Dr. Cristina Tognon, a Research Scientist in Dr. Sorensen’s laboratory, recently published a new paper in the journal Cancer Research on the role of the insulin receptor and related proteins in secretory breast cancer.
“ETV6-NTRK3-Mediated Breast Epithelial Cell Transformation is Blocked by Targeting the IGF1R Signaling Pathway” – Tognon CE, Somasiri AM, Evdokimova VE, Trigo G, Uy EE, Melnyk N, Carboni JM, Gottardis MM, Roskelley CD, Pollak M, Sorensen PH. Cancer Res.2010 Dec 13. [Epub ahead of print]
Dr. Tognon’s work focuses on a subset of breast cancers that are caused by a fusion between two genes, known as ETV6-NTRK3 (EN). EN was first identified in childhood tumors, and has since been found to be the driving factor in secretory breast carcinoma (SBC). SBC is an unusual type of breast cancer as it occurs more commonly in young patients, although it can also occur in adults.
The Cancer Research paper describes a number of cancer model systems that were created in order to study the effects of EN on the ability of breast cells to divide and survive. The authors found that the differences between normal and EN-containing cancer cells could only be seen when the cells were grown in a certain way – namely, in a ball of cells inside a gel that contains the same mix of proteins in which breast cells grow in the human body. The EN cells continued to divide after the control (normal) cells had stopped, filling in the normally hollow center of the ball of cells.
When the research team took a look at how fast the EN cells moved – using time-lapse imaging and software that tracks the movements of individual cells – they found that the EN cells were not that different from control cells. These results were also confirmed by implanting labeled cells into mouse breast tissue and tracking their movement.
Taken together, these results suggest that EN tumor cells growing in these artificial model systems do not have the capacity to migrate to any significant extent. Since EN-driven tumors that occur in patients rarely move away from their original site within the breast, this suggests that the model system mimics the cancer found in humans and can therefore be used to study SBC and test new drugs.

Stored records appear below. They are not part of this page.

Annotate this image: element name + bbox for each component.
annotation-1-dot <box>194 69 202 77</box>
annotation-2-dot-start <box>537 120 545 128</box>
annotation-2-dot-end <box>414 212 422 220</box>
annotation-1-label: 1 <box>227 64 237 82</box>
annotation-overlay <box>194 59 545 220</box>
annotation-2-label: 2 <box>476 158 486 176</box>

After creating and evaluating the model system, Dr. Tognon went on to assess the effects on EN cells of blocking the insulin-like growth factor 1 (IGF1) pathway. In previous work performed in Dr. Sorensen’s lab it was discovered that the IGF1 receptor – the protein that recognizes the growth factor and passes its message on to the rest of the cell – is absolutely required for the EN fusion protein to cause its cancer-like changes. In other words, without the IGF1R protein, the EN fusion gene cannot cause cancer. Dr. Tognon was able to show that EN also needs IGF1R to change the way cells behave in the model system; EN cannot induce these changes if either the production or the function of IGF1R is blocked.
These results strongly encourage the evaluation of drugs that block the IGF1 and insulin receptors to control the growth of EN-containing cells, a line of investigation that will hopefully lead to new treatments for patients with SBC.
Post by C. Tognon and C. Ennis
The work described in the Cancer Research paper was funded by a ReThink Breast Cancer Career Development Award to Dr. Tognon; a Canadian Institutes of Health Research (CIHR) grant to Dr. Sorensen; and a Michael Smith Foundation for Health Research Graduate Student Award to co-author Aruna Somasiri.